The committee raised $5.6 million in December and, overall, $14.3 million more than it did in 2011, and spent $2.7 million less.

That puts the DCCC on stronger financial footing at the start of 2014 than any previous election year, with $29.3 million cash on hand and no debt.

Democrats have consistently outraised their Republican counterparts this year, buoyed in part by fundraising help from President Obama.

The National Republican Congressional Committee has not yet released its end-of-year totals, but at the beginning of November the DCCC had raised $13.7 million more and had $8 million more in the bank than the NRCC.

DCCC Chairman Steve Israel (D-N.Y.) said the strong fundraising showing reflects a dissatisfaction with Republicans in Congress.

“Our record-breaking fundraising success comes down to one essential element: the insatiable hunger to replace this broken Republican Congress with leaders who have the right priorities and who will focus on solving problems,” Israel said.

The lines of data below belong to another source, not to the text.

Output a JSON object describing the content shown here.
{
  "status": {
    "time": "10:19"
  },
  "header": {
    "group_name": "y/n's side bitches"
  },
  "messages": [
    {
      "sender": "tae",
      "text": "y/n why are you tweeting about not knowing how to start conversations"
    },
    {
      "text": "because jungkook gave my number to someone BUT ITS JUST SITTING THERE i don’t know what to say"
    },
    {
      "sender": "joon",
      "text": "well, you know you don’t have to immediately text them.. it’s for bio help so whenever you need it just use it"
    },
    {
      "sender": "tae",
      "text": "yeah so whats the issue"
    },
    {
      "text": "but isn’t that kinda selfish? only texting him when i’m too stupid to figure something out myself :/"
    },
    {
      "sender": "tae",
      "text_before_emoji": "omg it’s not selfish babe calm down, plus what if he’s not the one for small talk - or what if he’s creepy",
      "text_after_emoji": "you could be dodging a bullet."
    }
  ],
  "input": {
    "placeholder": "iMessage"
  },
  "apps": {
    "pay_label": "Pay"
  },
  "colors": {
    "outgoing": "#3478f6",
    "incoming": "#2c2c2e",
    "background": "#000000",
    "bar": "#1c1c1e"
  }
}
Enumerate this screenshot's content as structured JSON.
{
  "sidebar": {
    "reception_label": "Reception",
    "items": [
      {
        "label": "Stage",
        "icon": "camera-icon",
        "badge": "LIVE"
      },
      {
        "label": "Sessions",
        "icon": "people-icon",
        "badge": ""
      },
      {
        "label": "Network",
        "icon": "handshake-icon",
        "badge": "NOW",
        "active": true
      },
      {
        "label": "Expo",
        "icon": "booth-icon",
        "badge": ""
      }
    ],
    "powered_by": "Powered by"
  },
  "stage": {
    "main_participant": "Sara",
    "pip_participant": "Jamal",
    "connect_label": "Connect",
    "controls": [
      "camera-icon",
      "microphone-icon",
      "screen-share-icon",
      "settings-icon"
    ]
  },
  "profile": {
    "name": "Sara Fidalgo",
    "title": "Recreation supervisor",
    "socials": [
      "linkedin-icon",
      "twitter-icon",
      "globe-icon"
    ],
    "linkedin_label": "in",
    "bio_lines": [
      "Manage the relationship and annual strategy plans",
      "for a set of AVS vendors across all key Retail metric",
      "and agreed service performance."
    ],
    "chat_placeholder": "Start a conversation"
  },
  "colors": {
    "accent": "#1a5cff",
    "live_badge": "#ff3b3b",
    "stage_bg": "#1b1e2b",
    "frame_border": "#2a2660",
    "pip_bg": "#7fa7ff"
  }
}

“Every time House Republicans try to cut seniors’ benefits or shut down the government over the Affordable Care Act or restrict women’s health or stack the deck in favor of special interests instead of the middle class, our supporters step up. With this Republican Congress, there are plenty of opportunities.”

Democrats need to pick up 17 seats to take back the House, a tall order in any year but particularly difficult in a midterm election, when the party holding the White House typically loses seats.